Xavier Sabata vertolkt Händels ‘bad guys’
Waar de doorsnee operazanger in de opnamestudio voor helden en heldinnen gaat, slaat Xavier Sabata de tegenovergestelde weg in: op zijn nieuwe album zingt hij enkel ‘bad guys’, allemaal van Händel. Een strak concept, maar hoe ‘bad’ kan een countertenor zijn?
Kaal hoofd, ruige baard, doordringende ogen: de look van Xavier Sabata op de cover van zijn cd matcht prachtig met het programma dat hij heeft opgenomen. Dit is geen album met lieverdjes, zo kun je wel stellen.
Maar dan zet Sabata de eerste aria in, ‘Vo’ dar pace a un’ alma altiera’ uit Tamerlano. Een vreemde gewaarwording. Is dit melancholisch getinte, wat ingetogen countergeluid een ‘bad guy’? Ik vind het moeilijk om het me voor te stellen en om erin te geloven.
Nu is deze aria uit Tamerlano en ook de daaropvolgende aria uit Ariodante rustig van aard, dus daar kun je nog van zeggen dat ze Sabata weinig ‘evilness’ geven om mee te werken. In de aria ‘Voglio stragi, e voglio morte’ uit Teseo gaan de remmen echter los. “Ik wil een bloedbad, ik wil dood, ik wil wraak, ik wil wreedheid”, zingt Egeo daar.
Hier laat Sabata het in mijn ogen echt afweten. Zijn techniek is foutloos en zijn coloraturen zijn haarfijn, maar de harde woorden worden geen moment geloofwaardig in zijn gepolijste counterklanken. Het lijkt wel een farce.

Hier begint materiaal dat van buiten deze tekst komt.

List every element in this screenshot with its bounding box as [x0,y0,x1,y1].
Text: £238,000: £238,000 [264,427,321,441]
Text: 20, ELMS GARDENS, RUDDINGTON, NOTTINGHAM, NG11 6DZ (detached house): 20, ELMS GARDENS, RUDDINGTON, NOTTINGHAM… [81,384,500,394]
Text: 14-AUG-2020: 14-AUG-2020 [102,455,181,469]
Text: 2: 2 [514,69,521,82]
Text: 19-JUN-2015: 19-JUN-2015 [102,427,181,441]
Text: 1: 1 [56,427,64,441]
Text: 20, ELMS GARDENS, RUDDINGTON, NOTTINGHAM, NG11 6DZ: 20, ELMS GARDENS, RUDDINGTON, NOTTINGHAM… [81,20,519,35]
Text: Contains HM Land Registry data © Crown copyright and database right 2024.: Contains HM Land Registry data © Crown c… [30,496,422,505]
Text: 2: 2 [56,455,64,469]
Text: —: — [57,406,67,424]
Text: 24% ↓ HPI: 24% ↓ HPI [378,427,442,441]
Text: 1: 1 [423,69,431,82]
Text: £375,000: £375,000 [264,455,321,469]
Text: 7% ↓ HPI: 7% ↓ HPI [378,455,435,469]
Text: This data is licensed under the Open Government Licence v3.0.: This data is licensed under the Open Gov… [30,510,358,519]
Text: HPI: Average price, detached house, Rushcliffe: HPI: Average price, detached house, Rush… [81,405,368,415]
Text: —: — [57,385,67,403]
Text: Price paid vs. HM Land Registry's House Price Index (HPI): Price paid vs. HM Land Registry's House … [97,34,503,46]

Het trieste ‘Pena tiranna’ uit Amadigi di Gaula is dan wel weer erg mooi. Daar, in zulke treurzangen, komt Sabata’s tranende stem uitstekend tot zijn recht.
Gelukkig volgen er diverse andere aria’s met eenzelfde gemoed. In die fragmenten, uit onder meer Giulio Cesare in Egitto en Ottone, re di Germania, bloeit Sabata’s stem geheel open en laat hij rijke, pure Händel-zang horen. Het klinkt recht uit het hart en de klankschoonheid is eersteklas.
Echte ‘bad guys’-taal keert alleen nog terug in ‘Domerò la tua fierezza’ uit Giulio Cesare in Egitto en ‘Se l’inganno sortisce felice’ uit Ariodante. Ook daar kan Sabata zijn slechterikensmoel van de cover niet waarmaken. Misschien is het meer smaak dan feit, maar een countertenor heeft in mijn ogen simpelweg de power en klankkleur niet om als een ‘badass’ voor de dag te komen.
Al met al is die fraaie foto op de voorkant dus nogal misplaatst. Wie ‘bad guys’ belooft, moet met meer komen dan drie niet overtuigend gezongen aria’s van antagonisten en negen andere aria’s die in toon en tekst net zo goed door protagonisten gezongen hadden kunnen worden.
Maar om het glas ook halfvol te zien: die negen meer melancholische aria’s worden wél voortreffelijk uitgevoerd, met dank ook aan het uitstekende Il Pomo d’Oro onder Riccardo Minasi. Het is dus vooral een kwestie van een verkeerd etiket op een grotendeels fraai product.